If you're getting a kitten, one of the most important things you'll need to organise is for them to go to the vet to be neutered. This is a simple operation known as 'spaying' for female cats and 'the snip' for male cats. Here's more about why neutering is important and what's involved.

Getting your female cat spayed

To stop your female cat from having kittens, she'll need to have a simple operation known as 'spaying' before she turns four months old. This is also known as 'fixing', 'neutering' or 'being done'.

When your cat is about four months old, she'll start to attract the attention of tomcats, who'll want to mate with her. This is why it's important to have her spayed before she reaches four months, so she doesn't get pregnant while she's still a kitten herself.

You may have heard that it's good for female cats to have a litter of kittens before they are spayed, but this isn't true. Once she's been spayed, your kitten will be able to do all the things cats enjoy doing, like going outdoors, climbing trees and playing.

Getting your boy cat snipped

If you have a male cat, he'll need to have a simple operation called 'the snip'. This can stop him from spraying in your house to mark his territory, which can be very smelly, and getting nasty injuries from fights. He's also less likely to wander off and get run over, as cats who've been snipped tend to stay closer to home.

What's more, having your cat snipped will protect him from a nasty disease called FIV, which is the cat version of HIV. It's spread through cat bites, often between males fighting over a female.

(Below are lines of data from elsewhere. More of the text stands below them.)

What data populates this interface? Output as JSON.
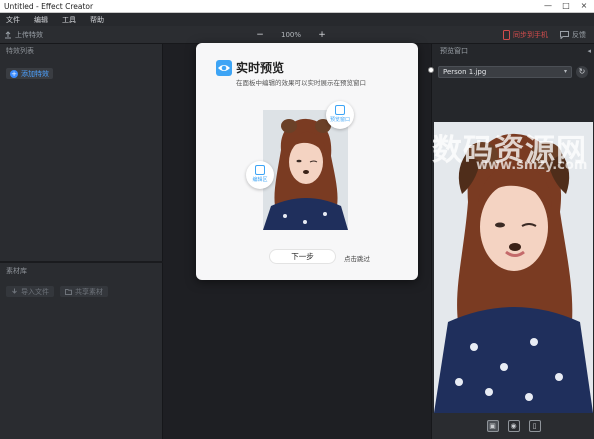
{
  "window": {
    "title": "Untitled - Effect Creator",
    "min": "—",
    "max": "□",
    "close": "×"
  },
  "menu": [
    "文件",
    "编辑",
    "工具",
    "帮助"
  ],
  "toolbar": {
    "upload_label": "上传特效",
    "zoom_minus": "−",
    "zoom_value": "100%",
    "zoom_plus": "+",
    "sync_label": "同步到手机",
    "feedback_label": "反馈"
  },
  "left_panel": {
    "effects_title": "特效列表",
    "add_effect_label": "添加特效",
    "materials_title": "素材库",
    "import_label": "导入文件",
    "shared_label": "共享素材"
  },
  "right_panel": {
    "title": "预览窗口",
    "collapse_icon": "◂",
    "selected_image": "Person 1.jpg",
    "dropdown_arrow": "▾",
    "refresh_icon": "↻"
  },
  "watermark": {
    "main": "数码资源网",
    "sub": "www.smzy.com"
  },
  "dialog": {
    "title": "实时预览",
    "description": "在面板中编辑的效果可以实时展示在预览窗口",
    "bubble_top": "预览窗口",
    "bubble_left": "编辑区",
    "next_label": "下一步",
    "skip_label": "点击跳过"
  },
  "colors": {
    "accent_blue": "#3da4f5",
    "sync_red": "#d24c4c",
    "panel_bg": "#2a2c30"
  }
}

It can't be caught by people.

What's involved in the neutering operation?

Your cat will need to be dropped off at the vet and picked up again later that same day.

The operation is very simple and your cat will be given an anaesthetic. Once they're back home, they'll need to stay in for a short time (your vet will tell you how long), but they'll soon be fit and well again.

Need help with the cost?

If you receive benefits, you may be able to get some help with the cost of having your cat neutered, so contact your local RSPCA branch to find out. Other charities, such as Cats Protection, may also be able to help.